Not All Dummies Are Alike
In a thorough study of vehicle test dummies, Consumer Reports found that the structure of these devices is based on a male passenger; the female version is just a scaled-down version of a male passenger. As CR highlights, the average female crash test dummy doesn’t even exist, even though safety officials have known for years that crash impacts affect women differently than men.

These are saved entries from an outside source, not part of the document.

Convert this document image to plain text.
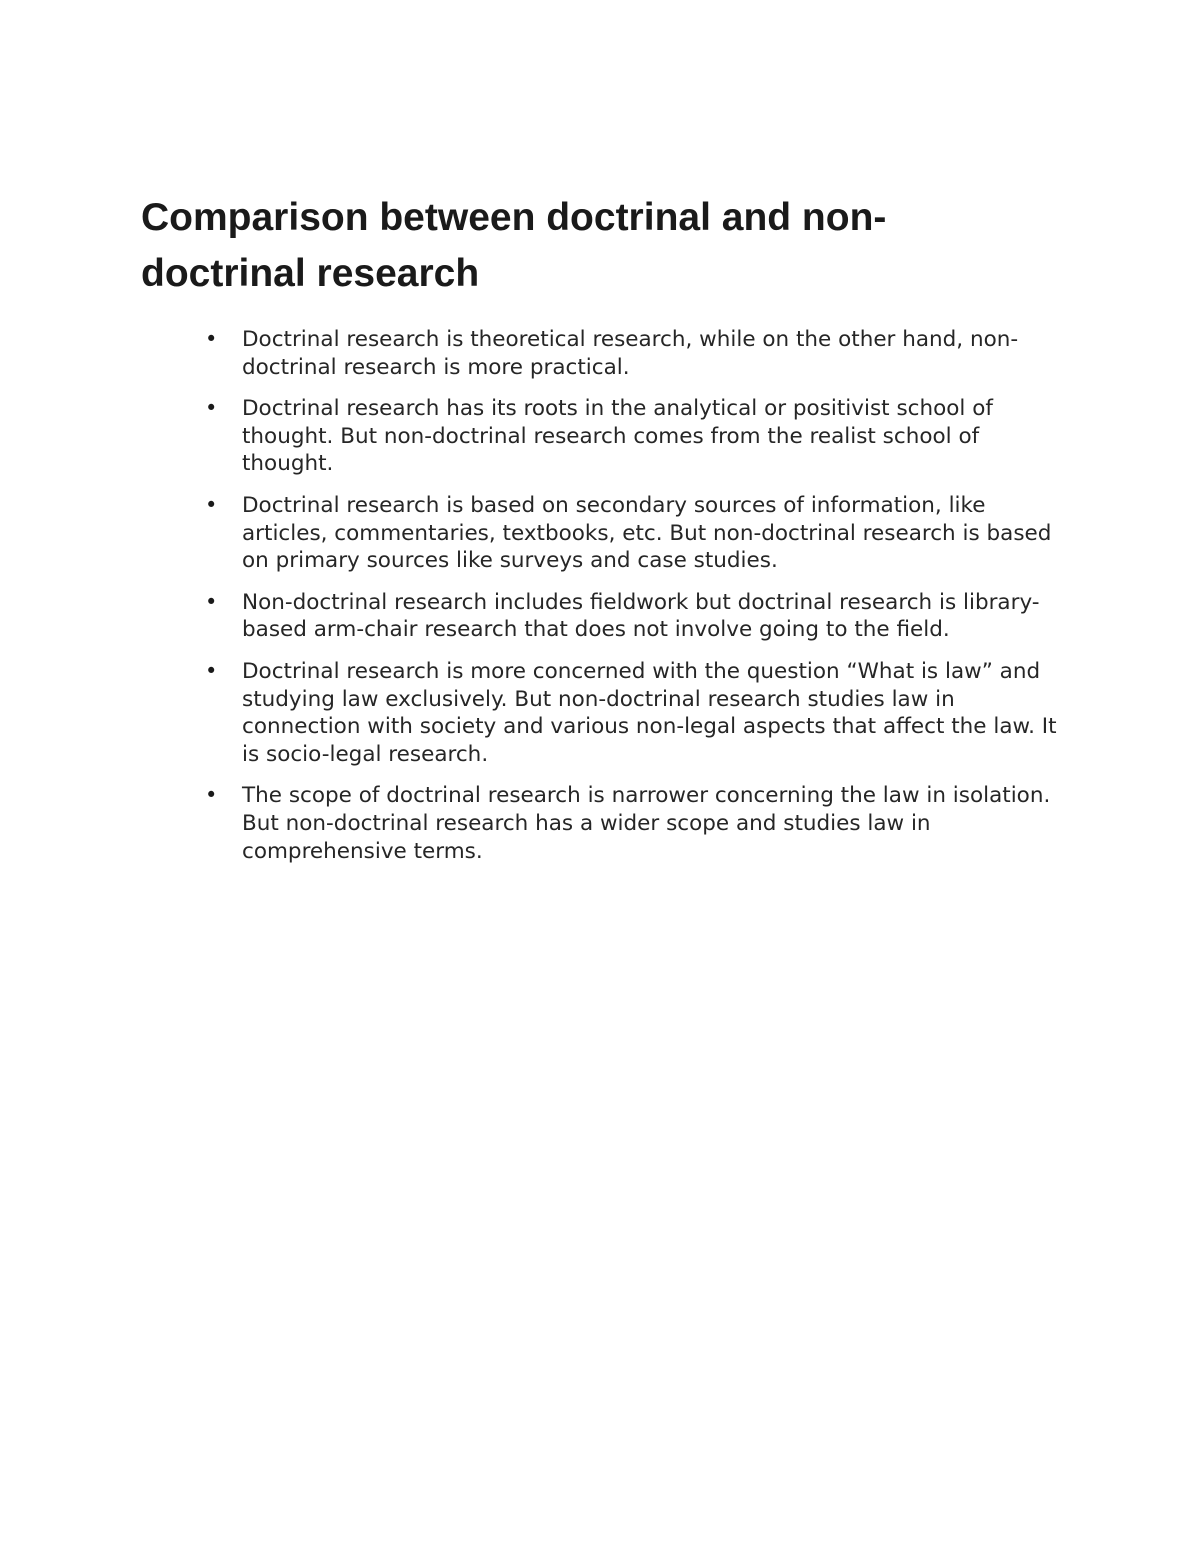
Comparison between doctrinal and non-doctrinal research
• Doctrinal research is theoretical research, while on the other hand, non-doctrinal research is more practical.
• Doctrinal research has its roots in the analytical or positivist school of thought. But non-doctrinal research comes from the realist school of thought.
• Doctrinal research is based on secondary sources of information, like articles, commentaries, textbooks, etc. But non-doctrinal research is based on primary sources like surveys and case studies.
• Non-doctrinal research includes fieldwork but doctrinal research is library-based arm-chair research that does not involve going to the field.
• Doctrinal research is more concerned with the question “What is law” and studying law exclusively. But non-doctrinal research studies law in connection with society and various non-legal aspects that affect the law. It is socio-legal research.
• The scope of doctrinal research is narrower concerning the law in isolation. But non-doctrinal research has a wider scope and studies law in comprehensive terms.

The oversight has gained attention because of the glaring statistic revealed in a University of Virginia study that shows women are 73 percent more likely than men to be seriously injured in a frontal crash. A woman is also 17 percent more likely than a man to be killed in a car accident. When it comes to the crash dummies, a male version resembles that of half of the male population, meaning someone who is 5-foot-9 and 171 pounds. However, the female version represents only a small fraction of women, as the dummy is only 4-foot-11 and 108 pounds. There has been some discussion of more accurately portraying women in crash tests. Still, safety officials say women today are closer to resembling the male test dummy being used, and since the life-size replicas are incredibly complex and expensive to build, it would be impossible to have all body types and sizes represented. So for now, safety officials will continue using the dummies they have.
Gender Gap Is Narrowing
On average, according to the Department of Transportation (DOT), men of all ages drive 1,400 miles per month versus 850 miles per month for women. Colorado has more than three million licensed drivers, and annually, those drivers commute on average of 13,443 miles per year. Since many more men than women drive in this country, it’s not surprising that more men are injured and killed in crashes than women, but that gap, according to national trends, is narrowing. The trend in Colorado shows an increase in deaths of female passengers, especially among younger drivers. When it comes to injuries, men in the state were more likely to be hospitalized following an accident with one exception: those 65 and older. For that age group, male and female passengers were not that far apart when it came to hospitalizations.
There is some encouraging news on the horizon when it comes to vehicle testing, gender, and injuries associated with crashes. Carmaker Volvo is using data it has been collecting since 1950 to design vehicles for safety, taking into consideration the different crash impacts on men and women. The manufacturer says it will make all that data available for others, with the goal that all carmakers can meet the highest safety standards for all passengers regardless of gender.